In Hadoop, parallel distributed processing refers to a powerful framework in which data is processed quickly via the distribution and parallel processing of tasks across clusters of commodity servers.

      Storing data on the Hadoop distributed file system (HDFS)

      The HDFS uses clusters of commodity hardware for storing data. Hardware in each cluster is connected, and this hardware is composed of commodity servers — low-cost, low-performing generic servers that offer powerful computing capabilities when run in parallel across a shared cluster. These commodity servers are also called nodes. Commoditized computing dramatically decreases the costs involved in storing big data.

      The HDFS is characterized by these three key features:

       HDFS blocks: In data storage, a block is a storage unit that contains some maximum number of records. HDFS blocks can store 64 megabytes of data, by default.

       Redundancy: Datasets that are stored in HDFS are broken up and stored on blocks. These blocks are then replicated (three times, by default) and stored on several different servers in the cluster, as backup, or as redundancy.

       Fault-tolerance: As mentioned earlier, a system is described as fault-tolerant if it’s built to continue successful operations despite the failure of one or more of its subcomponents. Because the HDFS has built-in redundancy across multiple servers in a cluster, if one server fails, the system simply retrieves the data from another server.

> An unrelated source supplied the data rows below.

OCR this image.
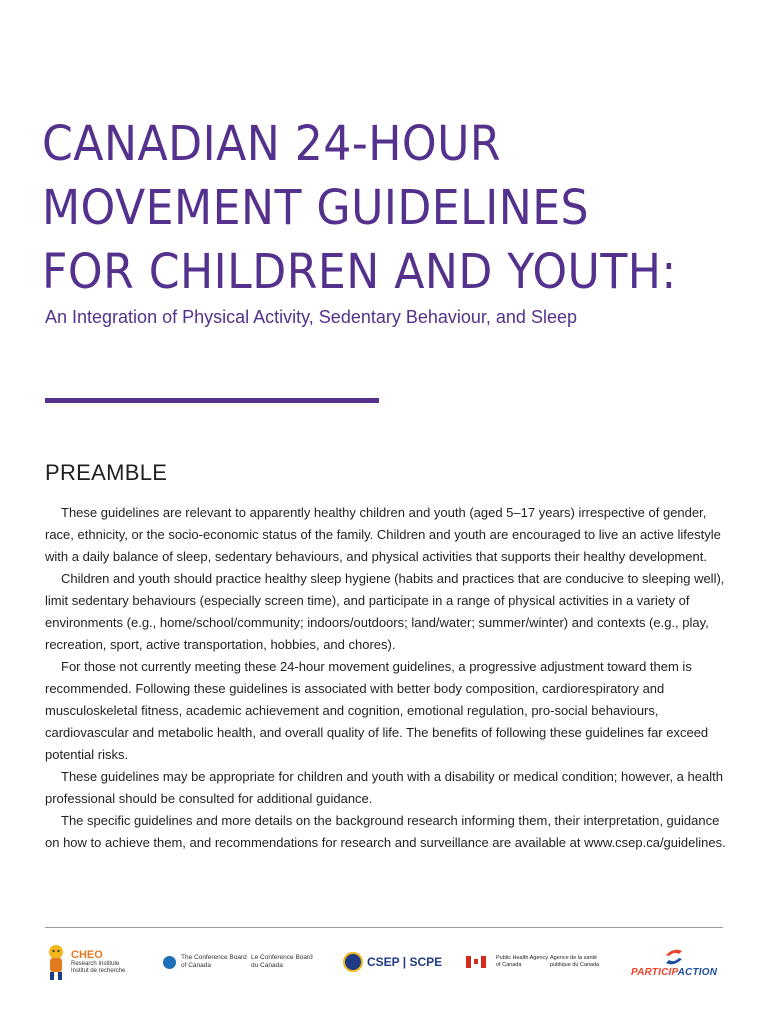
CANADIAN 24-HOUR
MOVEMENT GUIDELINES
FOR CHILDREN AND YOUTH:

An Integration of Physical Activity, Sedentary Behaviour, and Sleep

PREAMBLE

These guidelines are relevant to apparently healthy children and youth (aged 5–17 years) irrespective of gender, race, ethnicity, or the socio-economic status of the family. Children and youth are encouraged to live an active lifestyle with a daily balance of sleep, sedentary behaviours, and physical activities that supports their healthy development.

Children and youth should practice healthy sleep hygiene (habits and practices that are conducive to sleeping well), limit sedentary behaviours (especially screen time), and participate in a range of physical activities in a variety of environments (e.g., home/school/community; indoors/outdoors; land/water; summer/winter) and contexts (e.g., play, recreation, sport, active transportation, hobbies, and chores).

For those not currently meeting these 24-hour movement guidelines, a progressive adjustment toward them is recommended. Following these guidelines is associated with better body composition, cardiorespiratory and musculoskeletal fitness, academic achievement and cognition, emotional regulation, pro-social behaviours, cardiovascular and metabolic health, and overall quality of life. The benefits of following these guidelines far exceed potential risks.

These guidelines may be appropriate for children and youth with a disability or medical condition; however, a health professional should be consulted for additional guidance.

The specific guidelines and more details on the background research informing them, their interpretation, guidance on how to achieve them, and recommendations for research and surveillance are available at www.csep.ca/guidelines.

CHEO
Research Institute
Institut de recherche
The Conference Board of Canada
Le Conference Board du Canada	CSEP | SCPE	Public Health Agency of Canada
Agence de la santé publique du Canada
PARTICIPACTION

      Putting it all together on the Hadoop platform

      The Hadoop platform was designed for large-scale data processing, storage, and management. This open-source platform is generally composed of the HDFS, MapReduce, Spark, and YARN (a resource manager) all working together.

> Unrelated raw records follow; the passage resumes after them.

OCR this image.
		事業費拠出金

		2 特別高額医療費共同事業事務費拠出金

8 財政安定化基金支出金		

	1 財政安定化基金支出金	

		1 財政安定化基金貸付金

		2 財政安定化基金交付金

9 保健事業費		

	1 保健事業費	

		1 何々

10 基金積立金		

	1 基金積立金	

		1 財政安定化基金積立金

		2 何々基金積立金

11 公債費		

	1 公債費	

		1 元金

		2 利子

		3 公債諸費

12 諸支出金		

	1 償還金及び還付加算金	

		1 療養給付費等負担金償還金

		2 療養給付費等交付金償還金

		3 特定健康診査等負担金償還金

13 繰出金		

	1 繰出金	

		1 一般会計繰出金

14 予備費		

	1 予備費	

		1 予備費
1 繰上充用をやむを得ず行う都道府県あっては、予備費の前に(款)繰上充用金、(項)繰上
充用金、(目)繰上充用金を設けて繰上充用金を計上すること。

      Within a Hadoop platform, the workloads of applications that run on the HDFS (like MapReduce and Spark) are divided among the nodes of the cluster, and the output is stored on the HDFS. A Hadoop cluster can be composed of thousands of nodes. To keep the costs of input/output (I/O) processes low, MapReduce jobs are performed as close as possible to the data — the task processors are positioned as closely as possible to the outgoing data that needs to be processed. This design facilitates the sharing of computational requirements in big data processing.

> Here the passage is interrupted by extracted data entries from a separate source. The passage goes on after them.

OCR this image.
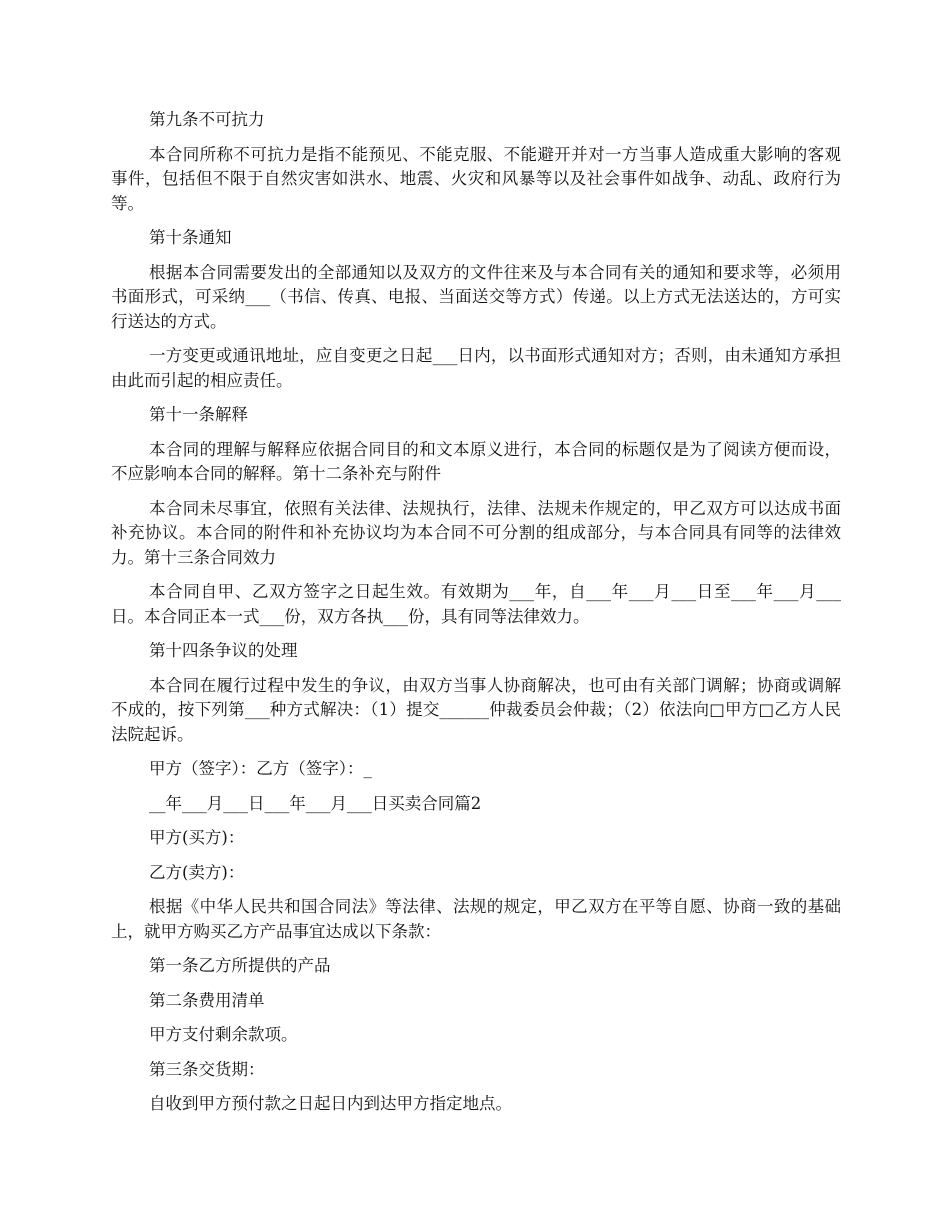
第九条不可抗力

本合同所称不可抗力是指不能预见、不能克服、不能避开并对一方当事人造成重大影响的客观事件，包括但不限于自然灾害如洪水、地震、火灾和风暴等以及社会事件如战争、动乱、政府行为等。

第十条通知

根据本合同需要发出的全部通知以及双方的文件往来及与本合同有关的通知和要求等，必须用书面形式，可采纳___（书信、传真、电报、当面送交等方式）传递。以上方式无法送达的，方可实行送达的方式。

一方变更或通讯地址，应自变更之日起___日内，以书面形式通知对方；否则，由未通知方承担由此而引起的相应责任。

第十一条解释

本合同的理解与解释应依据合同目的和文本原义进行，本合同的标题仅是为了阅读方便而设，不应影响本合同的解释。第十二条补充与附件

本合同未尽事宜，依照有关法律、法规执行，法律、法规未作规定的，甲乙双方可以达成书面补充协议。本合同的附件和补充协议均为本合同不可分割的组成部分，与本合同具有同等的法律效力。第十三条合同效力

本合同自甲、乙双方签字之日起生效。有效期为___年，自___年___月___日至___年___月___日。本合同正本一式___份，双方各执___份，具有同等法律效力。

第十四条争议的处理

本合同在履行过程中发生的争议，由双方当事人协商解决，也可由有关部门调解；协商或调解不成的，按下列第___种方式解决：（1）提交______仲裁委员会仲裁；（2）依法向□甲方□乙方人民法院起诉。

甲方（签字）：乙方（签字）：_

__年___月___日___年___月___日买卖合同篇2

甲方(买方)：

乙方(卖方)：

根据《中华人民共和国合同法》等法律、法规的规定，甲乙双方在平等自愿、协商一致的基础上，就甲方购买乙方产品事宜达成以下条款：

第一条乙方所提供的产品

第二条费用清单

甲方支付剩余款项。

第三条交货期：

自收到甲方预付款之日起日内到达甲方指定地点。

      Introducing massively parallel processing (MPP) platforms

      Massively parallel processing (MPP) platforms can be used instead of MapReduce as an alternative approach for distributed data processing. If your goal is to deploy parallel processing on a traditional on-premise data warehouse, an MPP may be the perfect solution.

      To understand how MPP compares to a standard MapReduce parallel-processing framework, consider that MPP runs parallel computing tasks on costly custom hardware, whereas MapReduce runs them on inexpensive commodity servers. Consequently, MPP processing capabilities are cost restrictive. MPP is quicker and easier to use than standard MapReduce jobs. That’s because MPP can be queried using Structured Query Language (SQL), but native MapReduce jobs are controlled by the more complicated Java programming language.

      Processing big data in real-time

      A real-time processing framework is — as its name implies — a framework that processes data in real-time (or near-real-time) as the data streams and flows into the system. Real-time frameworks process data in microbatches — they return results in a matter of seconds rather than the hours or days it typically takes batch processing frameworks like MapReduce. Real-time processing frameworks do one of the following:

       Increase the overall time efficiency of the system: Solutions in this category include Apache Storm and Apache Spark for near-real-time stream processing.

       Deploy innovative querying methods to facilitate the real-time querying of big data: Some solutions in this category are Google’s Dremel, Apache Drill, Shark for Apache Hive, and Cloudera’s Impala.